In 2008 it was found that she had a secondary tumour in the liver and underwent further chemotherapy and was given up to a year to live.

Then in 2011, she had to have her other breast removed as the cancer returned and had another round of chemotherapy and radiotherapy.

She has taken part in a series of research, including the successful identification of the breast cancer gene and also another combination of drugs trial with a drug company, which went horribly wrong and she nearly died from the side effects.

And while she knows she will never be free from the illness, she has no end of praise for the efforts of the NHS.

She said “They do a fantastic job it is not easy for anyone.
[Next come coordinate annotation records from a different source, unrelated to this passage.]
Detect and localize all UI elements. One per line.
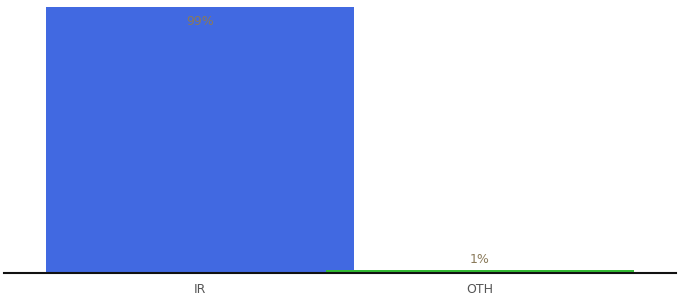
Text: 1%: 1% [470, 254, 490, 266]
Bar [326, 270, 634, 273]
Text: 99%: 99% [186, 15, 214, 28]
Bar [46, 7, 354, 273]
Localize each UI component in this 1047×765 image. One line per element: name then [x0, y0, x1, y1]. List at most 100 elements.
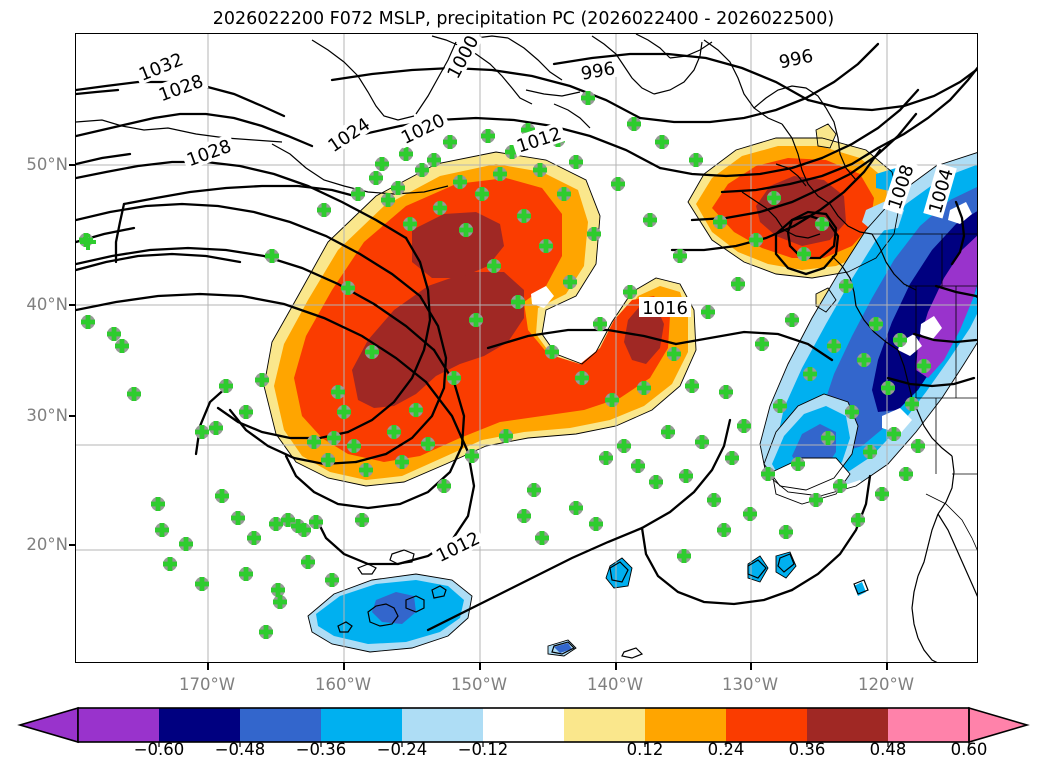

I feel like I’m part of a team.

“In 10 years the advancement in cancer detection, equipment and drugs has been phenomenal and I’m a great believer in research, I do want to tell people how important it is to take part,”

“Also we cannot thank people enough for raising and collecting money for research too as without our supporters’ advances would be slow.

“Cancer and cancer treatment is very challenging physically and mentally and hard to deal with.

“At some point there may come a time when there is no other drug out there for me or my body cannot keep going, as these drugs are very toxic. Still I need to keep on fighting for as long as I can and I’m really proud to be doing something that could help future generations.

“Cancer is very clever, responds differently in all individual affected by it. And this is why finding a cure is still a way away. We will have to learn to live with cancer.”

But while work on new treatments never stops, Mrs Smith says more still needs to be done on prevention.

She says many people do not even want to talk about the illness, although she insists attitudes are beginning to change.

As a breast cancer patient, she knows catching it early is imperative, particularly if there is a family history.

“I do not understand why we don’t have breast screening sooner. My cancer would have been picked up had I been screened earlier.

We have got to be proactive with prevention and if you have a family history of cancer, go to your GP and ask to be referred to the genetic team. It’s a simple blood test, that’s all it is.

“Men and women have to respond to their body, if they think something is wrong, they need to see their GP about it.”